The reaction of financial markets to Kwarteng’s initiatives also indicates the paradox of neoliberal government. Organised around serving the market, it is also politically dependent on the whims of the markets and it seems that, even there, buyers for Thatcherite dogma are nowadays in short supply. The negative reactions of the global financial markets to the mini-budget has had a profoundly delegitimising effect on the government, perhaps even permanently hobbling it. Neoliberal Brexiters such as Daniel Hannan and Andrew Lilico have sought to square the circle, risibly claiming that the markets were not in fact reacting to the actions of a Tory government, but rather were spooked by the prospect of a future Labour government. Beneath all the intellectual contortions entailed by this view, it is a remarkably defeatist outlook on Brexit, in which they accept the notion that sovereign democratic decisions can be legitimately nullified – by the market, rather than by the voters. If even a future Starmer government is so dangerous that the financial markets are already rallying against the prospect two years before a general election, it begs the question of why free traders would even bother supporting Britain’s democratic sovereignty in the first place.

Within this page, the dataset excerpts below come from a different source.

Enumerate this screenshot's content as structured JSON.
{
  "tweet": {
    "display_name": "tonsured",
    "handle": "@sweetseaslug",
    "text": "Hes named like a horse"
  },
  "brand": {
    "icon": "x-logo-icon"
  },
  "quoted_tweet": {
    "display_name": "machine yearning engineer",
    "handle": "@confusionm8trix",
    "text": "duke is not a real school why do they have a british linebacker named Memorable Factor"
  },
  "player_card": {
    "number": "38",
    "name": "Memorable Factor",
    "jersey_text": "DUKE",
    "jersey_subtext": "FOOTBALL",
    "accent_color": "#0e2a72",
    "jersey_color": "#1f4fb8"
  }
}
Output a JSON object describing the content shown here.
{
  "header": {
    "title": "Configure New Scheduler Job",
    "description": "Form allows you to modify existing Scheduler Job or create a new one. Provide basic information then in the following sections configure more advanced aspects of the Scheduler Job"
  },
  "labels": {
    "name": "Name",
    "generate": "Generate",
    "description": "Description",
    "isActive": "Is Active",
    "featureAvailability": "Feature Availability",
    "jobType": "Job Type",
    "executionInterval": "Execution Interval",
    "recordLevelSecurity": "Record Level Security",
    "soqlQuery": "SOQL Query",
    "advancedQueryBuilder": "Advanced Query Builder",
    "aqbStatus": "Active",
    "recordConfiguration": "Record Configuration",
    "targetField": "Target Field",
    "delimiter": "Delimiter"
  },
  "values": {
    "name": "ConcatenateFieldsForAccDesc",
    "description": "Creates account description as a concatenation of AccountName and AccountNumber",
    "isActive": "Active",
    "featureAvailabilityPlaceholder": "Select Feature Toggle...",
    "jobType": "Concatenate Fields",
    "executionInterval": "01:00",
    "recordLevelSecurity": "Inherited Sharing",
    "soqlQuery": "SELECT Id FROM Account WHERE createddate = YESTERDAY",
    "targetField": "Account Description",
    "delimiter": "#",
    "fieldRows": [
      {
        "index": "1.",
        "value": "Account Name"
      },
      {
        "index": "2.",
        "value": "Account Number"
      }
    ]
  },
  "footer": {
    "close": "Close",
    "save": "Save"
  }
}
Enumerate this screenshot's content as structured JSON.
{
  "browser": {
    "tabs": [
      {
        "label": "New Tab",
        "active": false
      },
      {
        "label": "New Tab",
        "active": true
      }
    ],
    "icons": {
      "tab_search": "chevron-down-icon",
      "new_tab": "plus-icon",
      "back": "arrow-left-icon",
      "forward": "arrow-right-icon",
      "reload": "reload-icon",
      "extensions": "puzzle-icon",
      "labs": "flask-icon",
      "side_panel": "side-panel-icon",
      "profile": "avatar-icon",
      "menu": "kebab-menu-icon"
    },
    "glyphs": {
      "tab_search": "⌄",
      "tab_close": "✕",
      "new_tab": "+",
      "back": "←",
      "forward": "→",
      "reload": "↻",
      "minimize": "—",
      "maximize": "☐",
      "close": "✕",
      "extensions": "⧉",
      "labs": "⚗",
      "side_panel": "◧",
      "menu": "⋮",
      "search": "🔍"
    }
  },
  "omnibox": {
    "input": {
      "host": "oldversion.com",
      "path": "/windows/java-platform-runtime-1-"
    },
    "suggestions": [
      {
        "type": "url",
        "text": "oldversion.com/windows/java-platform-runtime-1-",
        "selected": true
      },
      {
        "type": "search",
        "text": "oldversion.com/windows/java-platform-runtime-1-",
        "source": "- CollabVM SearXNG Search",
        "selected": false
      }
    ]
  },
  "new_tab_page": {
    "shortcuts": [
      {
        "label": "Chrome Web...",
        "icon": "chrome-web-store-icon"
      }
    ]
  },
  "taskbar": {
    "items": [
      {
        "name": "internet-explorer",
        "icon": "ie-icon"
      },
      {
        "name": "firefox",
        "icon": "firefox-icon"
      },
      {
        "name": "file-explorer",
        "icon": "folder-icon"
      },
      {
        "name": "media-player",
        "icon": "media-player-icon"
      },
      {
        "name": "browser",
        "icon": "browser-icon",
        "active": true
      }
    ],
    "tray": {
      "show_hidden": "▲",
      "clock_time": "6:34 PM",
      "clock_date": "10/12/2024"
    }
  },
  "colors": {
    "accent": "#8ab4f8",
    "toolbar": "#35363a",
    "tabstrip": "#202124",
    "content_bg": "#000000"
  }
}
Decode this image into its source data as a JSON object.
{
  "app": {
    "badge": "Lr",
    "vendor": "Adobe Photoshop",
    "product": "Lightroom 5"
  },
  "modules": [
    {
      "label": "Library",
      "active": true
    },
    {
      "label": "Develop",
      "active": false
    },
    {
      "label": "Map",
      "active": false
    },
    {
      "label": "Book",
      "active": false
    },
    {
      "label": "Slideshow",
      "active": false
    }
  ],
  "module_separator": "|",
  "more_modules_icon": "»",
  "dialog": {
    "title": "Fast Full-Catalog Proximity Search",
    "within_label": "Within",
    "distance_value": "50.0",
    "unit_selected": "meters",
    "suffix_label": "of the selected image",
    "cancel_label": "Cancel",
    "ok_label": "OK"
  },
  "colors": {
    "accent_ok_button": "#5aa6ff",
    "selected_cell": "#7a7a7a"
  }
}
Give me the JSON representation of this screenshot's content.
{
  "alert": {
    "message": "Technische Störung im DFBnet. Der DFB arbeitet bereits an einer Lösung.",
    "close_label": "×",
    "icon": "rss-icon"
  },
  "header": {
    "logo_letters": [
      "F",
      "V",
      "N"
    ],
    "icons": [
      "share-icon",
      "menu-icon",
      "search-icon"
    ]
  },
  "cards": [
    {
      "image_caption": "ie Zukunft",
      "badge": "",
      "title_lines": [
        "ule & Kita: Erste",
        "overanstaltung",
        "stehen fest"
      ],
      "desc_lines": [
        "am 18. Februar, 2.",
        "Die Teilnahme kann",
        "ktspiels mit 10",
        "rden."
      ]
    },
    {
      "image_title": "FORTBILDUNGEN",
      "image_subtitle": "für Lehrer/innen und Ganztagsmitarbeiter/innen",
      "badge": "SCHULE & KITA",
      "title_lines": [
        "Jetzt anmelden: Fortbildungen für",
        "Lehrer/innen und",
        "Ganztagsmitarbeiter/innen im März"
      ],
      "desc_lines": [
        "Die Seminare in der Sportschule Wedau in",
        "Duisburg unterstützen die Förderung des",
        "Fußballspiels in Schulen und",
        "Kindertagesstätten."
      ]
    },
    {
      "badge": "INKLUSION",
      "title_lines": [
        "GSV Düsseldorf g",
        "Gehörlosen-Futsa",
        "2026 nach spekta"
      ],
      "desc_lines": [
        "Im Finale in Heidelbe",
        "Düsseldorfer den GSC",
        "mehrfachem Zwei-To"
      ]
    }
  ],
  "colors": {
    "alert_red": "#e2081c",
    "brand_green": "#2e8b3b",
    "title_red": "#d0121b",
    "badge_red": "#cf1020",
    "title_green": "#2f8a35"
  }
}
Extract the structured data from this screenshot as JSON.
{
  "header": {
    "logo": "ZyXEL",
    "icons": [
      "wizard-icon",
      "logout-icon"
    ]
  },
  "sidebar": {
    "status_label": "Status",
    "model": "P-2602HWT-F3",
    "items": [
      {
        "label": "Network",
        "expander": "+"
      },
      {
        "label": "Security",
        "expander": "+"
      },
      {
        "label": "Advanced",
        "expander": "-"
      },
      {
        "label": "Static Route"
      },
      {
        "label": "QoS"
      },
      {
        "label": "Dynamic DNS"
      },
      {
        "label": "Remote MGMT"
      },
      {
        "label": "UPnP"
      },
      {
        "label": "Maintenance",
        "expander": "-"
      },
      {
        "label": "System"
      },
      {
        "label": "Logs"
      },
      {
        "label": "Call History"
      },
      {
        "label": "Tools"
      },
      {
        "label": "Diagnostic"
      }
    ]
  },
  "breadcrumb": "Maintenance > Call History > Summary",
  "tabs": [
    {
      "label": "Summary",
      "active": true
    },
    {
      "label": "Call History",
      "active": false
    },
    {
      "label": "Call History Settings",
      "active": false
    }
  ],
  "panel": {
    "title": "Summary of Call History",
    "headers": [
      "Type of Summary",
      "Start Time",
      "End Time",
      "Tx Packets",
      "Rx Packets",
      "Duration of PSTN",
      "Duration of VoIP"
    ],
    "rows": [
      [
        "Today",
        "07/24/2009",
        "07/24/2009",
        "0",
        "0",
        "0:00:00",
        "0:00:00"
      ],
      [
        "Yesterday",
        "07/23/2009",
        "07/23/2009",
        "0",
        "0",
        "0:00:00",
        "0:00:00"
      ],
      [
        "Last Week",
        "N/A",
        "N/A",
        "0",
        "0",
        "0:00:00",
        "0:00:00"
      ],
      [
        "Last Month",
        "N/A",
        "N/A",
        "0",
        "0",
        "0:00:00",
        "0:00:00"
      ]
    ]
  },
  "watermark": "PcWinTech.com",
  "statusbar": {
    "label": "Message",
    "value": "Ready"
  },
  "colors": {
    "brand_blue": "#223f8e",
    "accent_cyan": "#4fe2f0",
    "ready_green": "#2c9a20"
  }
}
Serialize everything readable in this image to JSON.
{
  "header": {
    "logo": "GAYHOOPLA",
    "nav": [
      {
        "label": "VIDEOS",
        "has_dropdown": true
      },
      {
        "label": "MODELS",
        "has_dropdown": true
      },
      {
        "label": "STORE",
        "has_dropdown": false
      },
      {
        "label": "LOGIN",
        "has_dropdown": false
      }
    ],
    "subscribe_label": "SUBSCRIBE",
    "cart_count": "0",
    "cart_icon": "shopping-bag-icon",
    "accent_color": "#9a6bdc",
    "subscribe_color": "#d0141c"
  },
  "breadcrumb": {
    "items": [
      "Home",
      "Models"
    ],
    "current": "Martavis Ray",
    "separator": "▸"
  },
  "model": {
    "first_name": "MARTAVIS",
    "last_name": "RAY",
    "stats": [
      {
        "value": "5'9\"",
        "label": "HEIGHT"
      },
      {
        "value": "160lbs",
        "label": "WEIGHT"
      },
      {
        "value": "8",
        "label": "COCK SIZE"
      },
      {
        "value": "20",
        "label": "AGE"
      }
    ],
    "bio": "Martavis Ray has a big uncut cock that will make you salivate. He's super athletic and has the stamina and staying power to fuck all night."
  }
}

Just as the gods of the market have spurned Truss and Kwarteng’s offerings, with dreary predictability, the left has sided with those very same gods, still seeking to appease them. Labour has responded by amplifying criticisms of the British government emanating from the globalist technocracy and financial elites, underscoring that the Labour Party remains entirely beholden to neoliberal politics.
Beyond the market turmoil, Truss’ new policies and Starmer’s response indicate that more than tinkering with tax brackets or interventions in the bond markets, what is desperately needed is a new political system: one that is capable of channelling, institutionalising, and expanding the remit of democratic will – including against the market – rather than spasmodically regurgitating the remnants of twentieth-century politics. Until that happens, there will be no respite from the depredation of technocracy and the domination of financial markets.